Dale said:
Sure, it fixes the coordinate system, but fixing the coordinate system doesn’t make it independent of the coordinate system.
I never said ”energy” was coordinate system independent. I said ”energy in coordinate system S” is coordinate independent. The latter fixes the system in which energy is to be found. You can find that energy from computations made ising any other coordinate system and it will still be the same energy.
Dale said:
Similarly, the tension in a spring depends on the length. You can fix the length, but that doesn’t make the tension independent of the length.
Again, I never claimed so.
Dale said:
When you fix the coordinate system, a quantity that is coordinate dependent becomes well-defined, not coordinate-independent. I think you are confounding well-defined with coordinate-independent.
I disagree. If you have a set of basis vectors, the coefficients of any other vector in terms of that basis are scalar quantities. They are literally found by the inmer product of the (dual) basis and the vector. It does not matter whether I compute that inner product using coordinates that are based on the basis or a different coordinate system. However, the coefficients are quite obviously going to depend on the basis you use for expressing the vector.
Dale said:
I am not completely sure which quantity you are referring to by “energy in coordinate system S”. I think it is et⋅p, which depends on t.
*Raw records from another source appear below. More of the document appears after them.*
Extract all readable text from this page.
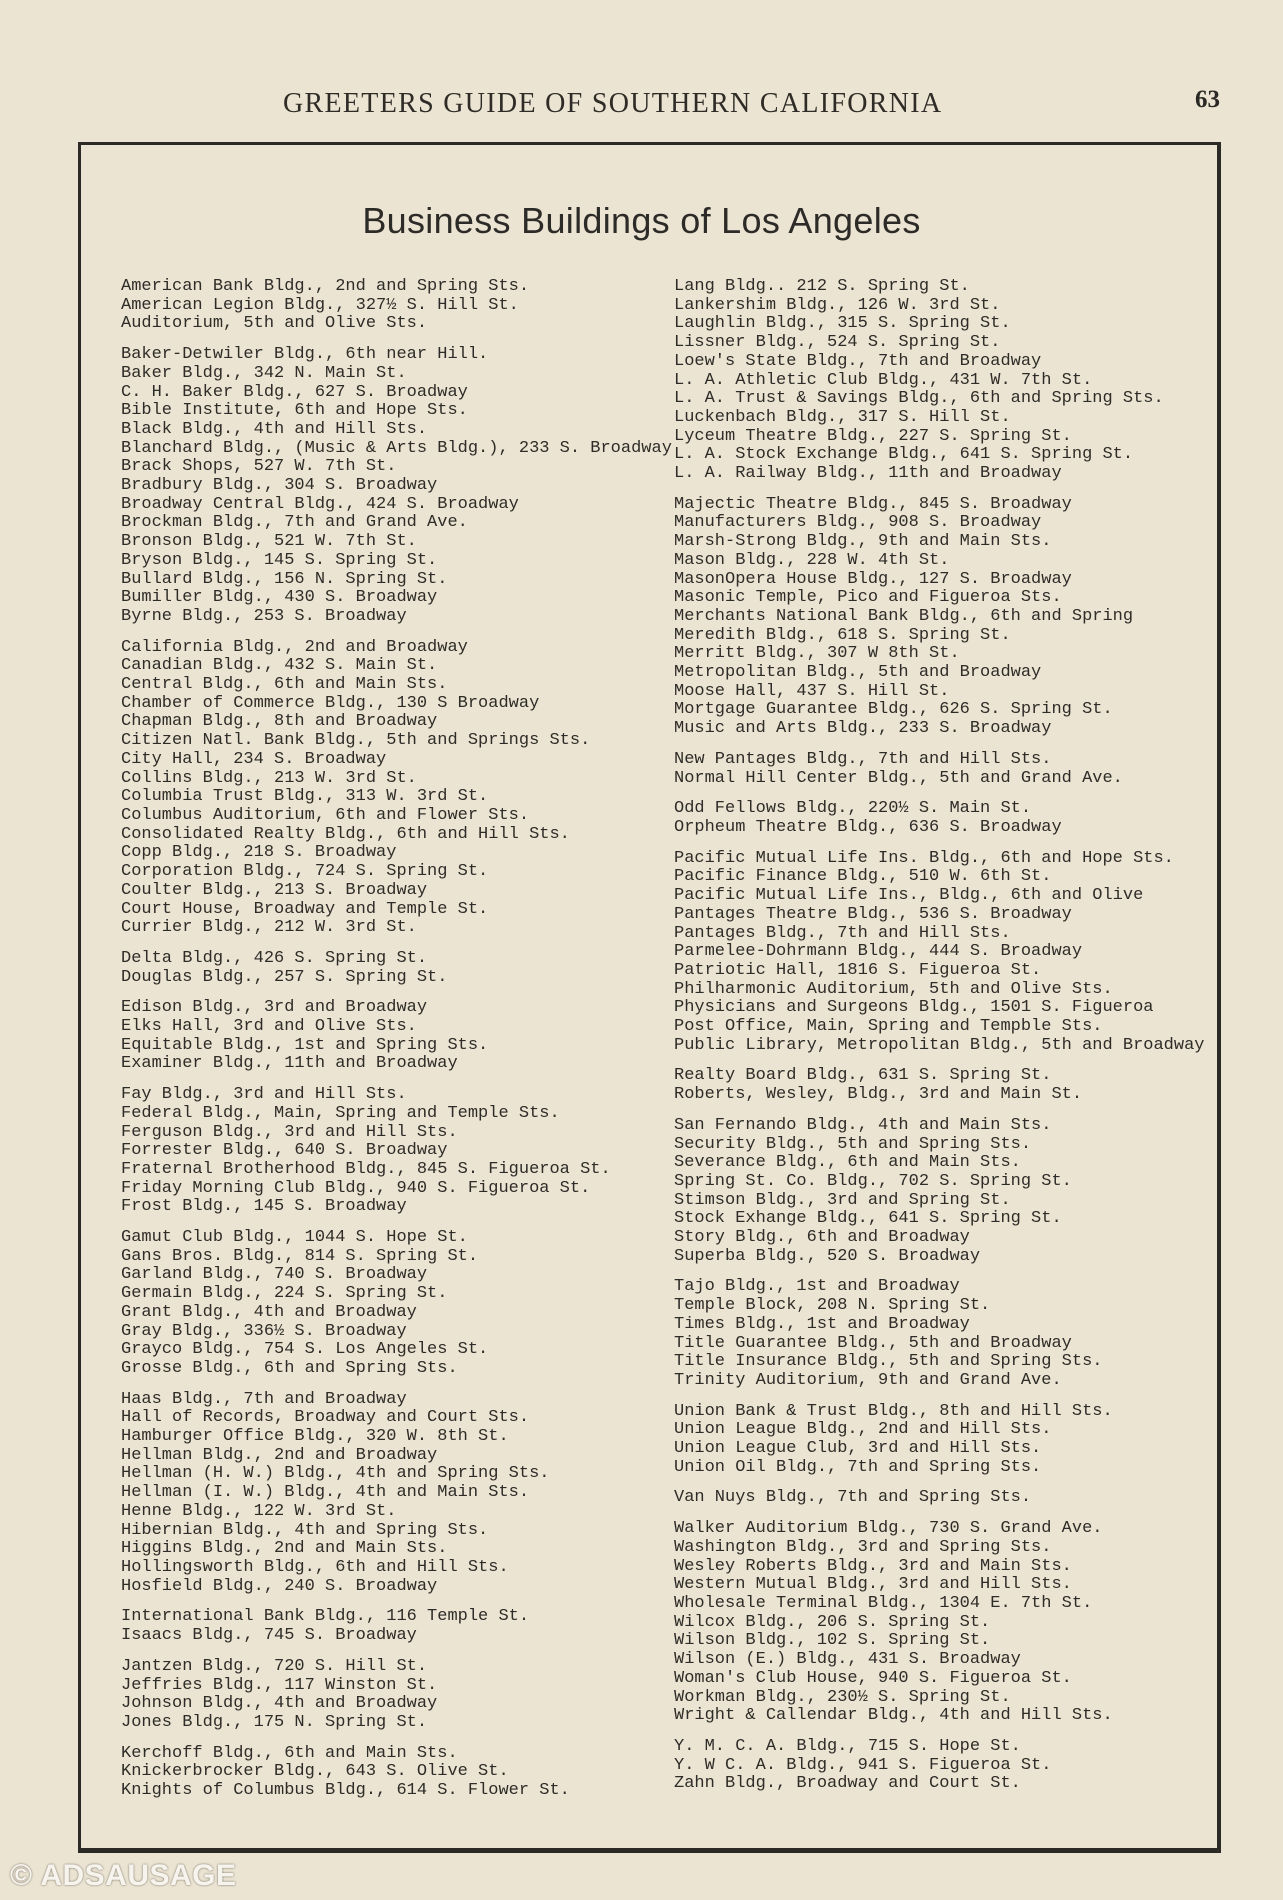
GREETERS GUIDE OF SOUTHERN CALIFORNIA	63
Business Buildings of Los Angeles
American Bank Bldg., 2nd and Spring Sts.
American Legion Bldg., 327½ S. Hill St.
Auditorium, 5th and Olive Sts.
Baker-Detwiler Bldg., 6th near Hill.
Baker Bldg., 342 N. Main St.
C. H. Baker Bldg., 627 S. Broadway
Bible Institute, 6th and Hope Sts.
Black Bldg., 4th and Hill Sts.
Blanchard Bldg., (Music & Arts Bldg.), 233 S. Broadway
Brack Shops, 527 W. 7th St.
Bradbury Bldg., 304 S. Broadway
Broadway Central Bldg., 424 S. Broadway
Brockman Bldg., 7th and Grand Ave.
Bronson Bldg., 521 W. 7th St.
Bryson Bldg., 145 S. Spring St.
Bullard Bldg., 156 N. Spring St.
Bumiller Bldg., 430 S. Broadway
Byrne Bldg., 253 S. Broadway
California Bldg., 2nd and Broadway
Canadian Bldg., 432 S. Main St.
Central Bldg., 6th and Main Sts.
Chamber of Commerce Bldg., 130 S Broadway
Chapman Bldg., 8th and Broadway
Citizen Natl. Bank Bldg., 5th and Springs Sts.
City Hall, 234 S. Broadway
Collins Bldg., 213 W. 3rd St.
Columbia Trust Bldg., 313 W. 3rd St.
Columbus Auditorium, 6th and Flower Sts.
Consolidated Realty Bldg., 6th and Hill Sts.
Copp Bldg., 218 S. Broadway
Corporation Bldg., 724 S. Spring St.
Coulter Bldg., 213 S. Broadway
Court House, Broadway and Temple St.
Currier Bldg., 212 W. 3rd St.
Delta Bldg., 426 S. Spring St.
Douglas Bldg., 257 S. Spring St.
Edison Bldg., 3rd and Broadway
Elks Hall, 3rd and Olive Sts.
Equitable Bldg., 1st and Spring Sts.
Examiner Bldg., 11th and Broadway
Fay Bldg., 3rd and Hill Sts.
Federal Bldg., Main, Spring and Temple Sts.
Ferguson Bldg., 3rd and Hill Sts.
Forrester Bldg., 640 S. Broadway
Fraternal Brotherhood Bldg., 845 S. Figueroa St.
Friday Morning Club Bldg., 940 S. Figueroa St.
Frost Bldg., 145 S. Broadway
Gamut Club Bldg., 1044 S. Hope St.
Gans Bros. Bldg., 814 S. Spring St.
Garland Bldg., 740 S. Broadway
Germain Bldg., 224 S. Spring St.
Grant Bldg., 4th and Broadway
Gray Bldg., 336½ S. Broadway
Grayco Bldg., 754 S. Los Angeles St.
Grosse Bldg., 6th and Spring Sts.
Haas Bldg., 7th and Broadway
Hall of Records, Broadway and Court Sts.
Hamburger Office Bldg., 320 W. 8th St.
Hellman Bldg., 2nd and Broadway
Hellman (H. W.) Bldg., 4th and Spring Sts.
Hellman (I. W.) Bldg., 4th and Main Sts.
Henne Bldg., 122 W. 3rd St.
Hibernian Bldg., 4th and Spring Sts.
Higgins Bldg., 2nd and Main Sts.
Hollingsworth Bldg., 6th and Hill Sts.
Hosfield Bldg., 240 S. Broadway
International Bank Bldg., 116 Temple St.
Isaacs Bldg., 745 S. Broadway
Jantzen Bldg., 720 S. Hill St.
Jeffries Bldg., 117 Winston St.
Johnson Bldg., 4th and Broadway
Jones Bldg., 175 N. Spring St.
Kerchoff Bldg., 6th and Main Sts.
Knickerbrocker Bldg., 643 S. Olive St.
Knights of Columbus Bldg., 614 S. Flower St.
Lang Bldg.. 212 S. Spring St.
Lankershim Bldg., 126 W. 3rd St.
Laughlin Bldg., 315 S. Spring St.
Lissner Bldg., 524 S. Spring St.
Loew's State Bldg., 7th and Broadway
L. A. Athletic Club Bldg., 431 W. 7th St.
L. A. Trust & Savings Bldg., 6th and Spring Sts.
Luckenbach Bldg., 317 S. Hill St.
Lyceum Theatre Bldg., 227 S. Spring St.
L. A. Stock Exchange Bldg., 641 S. Spring St.
L. A. Railway Bldg., 11th and Broadway
Majectic Theatre Bldg., 845 S. Broadway
Manufacturers Bldg., 908 S. Broadway
Marsh-Strong Bldg., 9th and Main Sts.
Mason Bldg., 228 W. 4th St.
MasonOpera House Bldg., 127 S. Broadway
Masonic Temple, Pico and Figueroa Sts.
Merchants National Bank Bldg., 6th and Spring
Meredith Bldg., 618 S. Spring St.
Merritt Bldg., 307 W 8th St.
Metropolitan Bldg., 5th and Broadway
Moose Hall, 437 S. Hill St.
Mortgage Guarantee Bldg., 626 S. Spring St.
Music and Arts Bldg., 233 S. Broadway
New Pantages Bldg., 7th and Hill Sts.
Normal Hill Center Bldg., 5th and Grand Ave.
Odd Fellows Bldg., 220½ S. Main St.
Orpheum Theatre Bldg., 636 S. Broadway
Pacific Mutual Life Ins. Bldg., 6th and Hope Sts.
Pacific Finance Bldg., 510 W. 6th St.
Pacific Mutual Life Ins., Bldg., 6th and Olive
Pantages Theatre Bldg., 536 S. Broadway
Pantages Bldg., 7th and Hill Sts.
Parmelee-Dohrmann Bldg., 444 S. Broadway
Patriotic Hall, 1816 S. Figueroa St.
Philharmonic Auditorium, 5th and Olive Sts.
Physicians and Surgeons Bldg., 1501 S. Figueroa
Post Office, Main, Spring and Tempble Sts.
Public Library, Metropolitan Bldg., 5th and Broadway
Realty Board Bldg., 631 S. Spring St.
Roberts, Wesley, Bldg., 3rd and Main St.
San Fernando Bldg., 4th and Main Sts.
Security Bldg., 5th and Spring Sts.
Severance Bldg., 6th and Main Sts.
Spring St. Co. Bldg., 702 S. Spring St.
Stimson Bldg., 3rd and Spring St.
Stock Exhange Bldg., 641 S. Spring St.
Story Bldg., 6th and Broadway
Superba Bldg., 520 S. Broadway
Tajo Bldg., 1st and Broadway
Temple Block, 208 N. Spring St.
Times Bldg., 1st and Broadway
Title Guarantee Bldg., 5th and Broadway
Title Insurance Bldg., 5th and Spring Sts.
Trinity Auditorium, 9th and Grand Ave.
Union Bank & Trust Bldg., 8th and Hill Sts.
Union League Bldg., 2nd and Hill Sts.
Union League Club, 3rd and Hill Sts.
Union Oil Bldg., 7th and Spring Sts.
Van Nuys Bldg., 7th and Spring Sts.
Walker Auditorium Bldg., 730 S. Grand Ave.
Washington Bldg., 3rd and Spring Sts.
Wesley Roberts Bldg., 3rd and Main Sts.
Western Mutual Bldg., 3rd and Hill Sts.
Wholesale Terminal Bldg., 1304 E. 7th St.
Wilcox Bldg., 206 S. Spring St.
Wilson Bldg., 102 S. Spring St.
Wilson (E.) Bldg., 431 S. Broadway
Woman's Club House, 940 S. Figueroa St.
Workman Bldg., 230½ S. Spring St.
Wright & Callendar Bldg., 4th and Hill Sts.
Y. M. C. A. Bldg., 715 S. Hope St.
Y. W C. A. Bldg., 941 S. Figueroa St.
Zahn Bldg., Broadway and Court St.
© ADSAUSAGE
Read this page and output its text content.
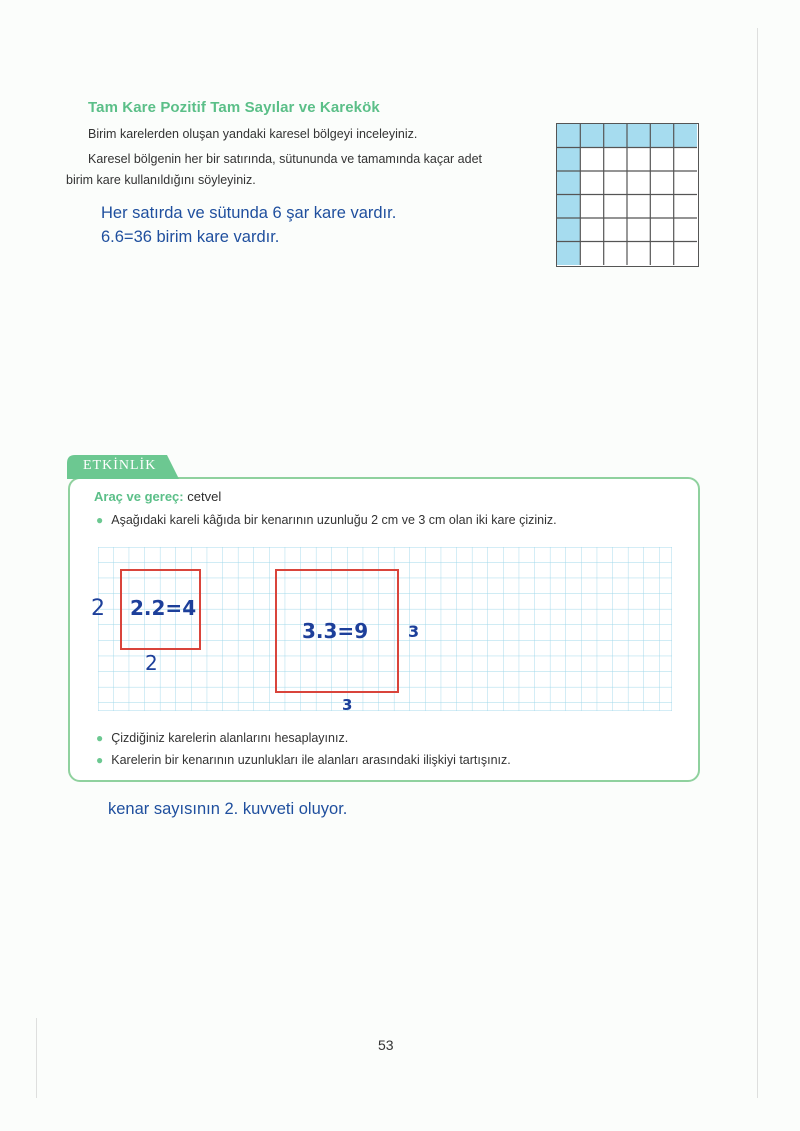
Tam Kare Pozitif Tam Sayılar ve Karekök
Birim karelerden oluşan yandaki karesel bölgeyi inceleyiniz.
Karesel bölgenin her bir satırında, sütununda ve tamamında kaçar adet
birim kare kullanıldığını söyleyiniz.
Her satırda ve sütunda 6 şar kare vardır.
6.6=36 birim kare vardır.
ETKİNLİK
Araç ve gereç: cetvel
● Aşağıdaki kareli kâğıda bir kenarının uzunluğu 2 cm ve 3 cm olan iki kare çiziniz.
2 2.2=4
2
3.3=9 3
3
● Çizdiğiniz karelerin alanlarını hesaplayınız.
● Karelerin bir kenarının uzunlukları ile alanları arasındaki ilişkiyi tartışınız.
kenar sayısının 2. kuvveti oluyor.
53
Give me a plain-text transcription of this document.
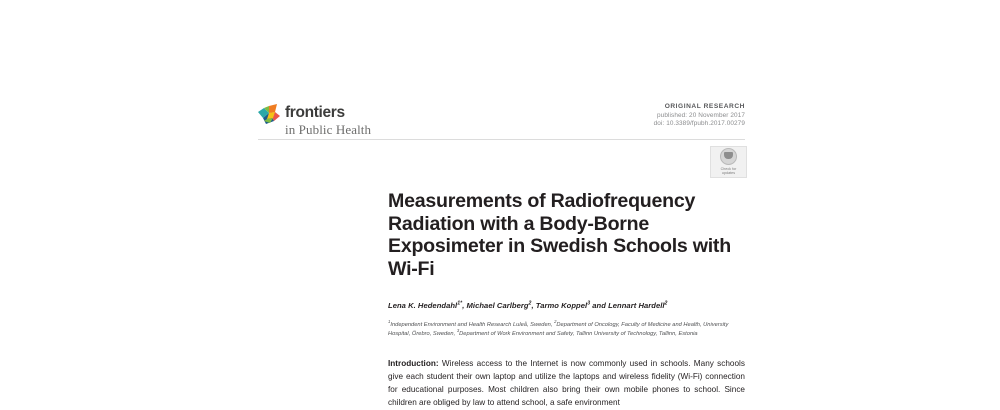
frontiers
in Public Health
ORIGINAL RESEARCH
published: 20 November 2017
doi: 10.3389/fpubh.2017.00279
Check for
updates
Measurements of Radiofrequency Radiation with a Body-Borne Exposimeter in Swedish Schools with Wi-Fi

Lena K. Hedendahl$^{1*}$, Michael Carlberg$^2$, Tarmo Koppel$^3$ and Lennart Hardell$^2$

$^1$Independent Environment and Health Research Luleå, Sweden, $^2$Department of Oncology, Faculty of Medicine and Health, University Hospital, Örebro, Sweden, $^3$Department of Work Environment and Safety, Tallinn University of Technology, Tallinn, Estonia

Introduction: Wireless access to the Internet is now commonly used in schools. Many schools give each student their own laptop and utilize the laptops and wireless fidelity (Wi-Fi) connection for educational purposes. Most children also bring their own mobile phones to school. Since children are obliged by law to attend school, a safe environment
Indeed, and t is still a scalar function in any other coordinate system. It just does not have the expression ##t = t’##.
Dale said:
It is well defined and, as you say, can be calculated in any other frame. But none of that removes the fact that the coordinate t is literally right there in the formula and changes when you change coordinates.
Yes, t is there, but it is not equal to t’. It is ##t = \gamma(t’ + vx’)##. This is just the regular inverse Lorentz transformation.
Obviously ##e_t \cdot p## need not be equal to ##e_t’ \cdot p##.
Let us take it back to Euclidean geometry in 2D. Given an orthonormal basis ##\{\vec e_i\}## you can express any vector ##\vec v## as ##\vec v = v^1\vec e_1 + v^2 \vec e_2##. The quantities ##v^i## do not depend on whatever coordinates you pick. You can choose to use the Cartesian coordinates based on ##\{\vec e_i\}## or you can use Cartesian coordinates based* on ##\{\vec e_i’\}## (or any other curvilinear or oblique coordinates), the ##v^i## will still be given by ##\vec e_i \cdot \vec v##.
* By this we mean that the coordinates of a point ##p## are the ##x^i## in ##\vec x = x^i \vec e_i## with ##\vec x## being the position vector relative to some chosen origin.